If I were to save this using linked documents, I would save User in a Users collection and Achievement in an Achievements collection with the List of Achievements for the user being links to the Achievement objects in the Achievements collection. This requires some sort of joining procedure to happen in the database engine itself. However, if you use embedded documents, you would simply save User in a Users collection where Achievements is inside the User document.

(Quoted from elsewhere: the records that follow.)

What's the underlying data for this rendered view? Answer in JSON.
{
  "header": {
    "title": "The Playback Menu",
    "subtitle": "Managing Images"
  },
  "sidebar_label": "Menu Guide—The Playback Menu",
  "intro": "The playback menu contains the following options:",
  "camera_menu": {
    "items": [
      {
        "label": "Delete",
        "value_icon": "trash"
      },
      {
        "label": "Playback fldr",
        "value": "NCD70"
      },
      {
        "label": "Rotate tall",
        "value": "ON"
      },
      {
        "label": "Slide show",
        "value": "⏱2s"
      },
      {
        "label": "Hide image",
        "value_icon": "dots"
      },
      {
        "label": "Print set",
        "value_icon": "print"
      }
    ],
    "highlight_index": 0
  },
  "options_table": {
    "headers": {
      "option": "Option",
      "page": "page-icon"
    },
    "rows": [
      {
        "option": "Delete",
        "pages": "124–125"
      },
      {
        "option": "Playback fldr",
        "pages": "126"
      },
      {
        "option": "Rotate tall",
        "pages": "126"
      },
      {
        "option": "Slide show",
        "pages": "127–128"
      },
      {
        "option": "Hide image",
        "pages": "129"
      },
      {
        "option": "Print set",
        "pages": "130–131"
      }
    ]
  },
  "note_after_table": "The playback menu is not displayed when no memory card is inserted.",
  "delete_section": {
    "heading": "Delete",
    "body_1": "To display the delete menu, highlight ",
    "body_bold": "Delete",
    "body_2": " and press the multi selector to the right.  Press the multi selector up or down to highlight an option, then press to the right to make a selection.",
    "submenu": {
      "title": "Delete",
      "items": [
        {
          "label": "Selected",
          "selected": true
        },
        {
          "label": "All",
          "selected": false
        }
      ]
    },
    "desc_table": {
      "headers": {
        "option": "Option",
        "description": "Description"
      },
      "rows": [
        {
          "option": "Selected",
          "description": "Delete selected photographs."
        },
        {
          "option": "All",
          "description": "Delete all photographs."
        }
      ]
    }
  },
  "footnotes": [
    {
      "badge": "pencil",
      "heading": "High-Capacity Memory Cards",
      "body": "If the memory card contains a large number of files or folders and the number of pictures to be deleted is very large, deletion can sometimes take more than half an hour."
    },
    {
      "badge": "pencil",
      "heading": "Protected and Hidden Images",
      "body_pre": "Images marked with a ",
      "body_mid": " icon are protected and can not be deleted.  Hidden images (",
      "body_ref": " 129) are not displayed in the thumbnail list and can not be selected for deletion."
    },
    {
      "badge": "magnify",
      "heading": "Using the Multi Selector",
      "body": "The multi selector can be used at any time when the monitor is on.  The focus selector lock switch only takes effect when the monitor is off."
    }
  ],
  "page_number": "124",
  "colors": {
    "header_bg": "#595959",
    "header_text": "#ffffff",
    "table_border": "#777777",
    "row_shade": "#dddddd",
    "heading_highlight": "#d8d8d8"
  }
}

A JSON representation of the data for an embedded document would look (roughly) like this:
{
"name":"John Q Taxpayer",
"achievements":
[
{
"name":"High Score",
"point":10000
},
{
"name":"Low Score",
"point":-10000
}
]
}
Whereas a linked document might look something like this:
{
"name":"John Q Taxpayer",
"achievements":
[
"somelink1", "somelink2"
]
}
Inside an Achievements Collection
{
"somelink1":
{
"name":"High Score",
"point":10000
}
"somelink2":
{
"name":"High Score",
"point":10000
}
}
Keep in mind these are just approximate representations.
So to summarize, linked documents function much like RDBMS PK/FK relationships. This allows multiple documents in one collection to reference a single document in another collection, which can help with deduplication of data stored. However it adds a layer of complexity requiring the database engine to make multiple disk I/O calls to form the final document to be returned to user code. An embedded document more closely matches the object in memory, this reduces Impedance Mismatch and (in theory) reduces the number of disk I/O calls.
You can read up on Impedance Mismatch here: http://en.wikipedia.org/wiki/Object-relational_impedance_mismatch
UPDATE
I should add, that choosing the right database to implement for your needs is very important from the start. If you have a lot of questions about each database, it might make sense to contact each supplier and get some of their training material. MongoDB offers 2 free courses you can take to learn more about their product and best uses at MongoDB University. OrientDB does offer training, however it is not free. It might be best to try contacting them directly and getting some sort of pre-sales training (if you are looking to license the db), usually they will put you in touch with some sort of pre-sales consultant to help you evaluate their product.
MongoDB works like RDBMS where the object id is like a foreign key. This means a "JOIN" that is run-time expensive. OrientDB, instead, has direct links that are created only once and have a very low run-time cost.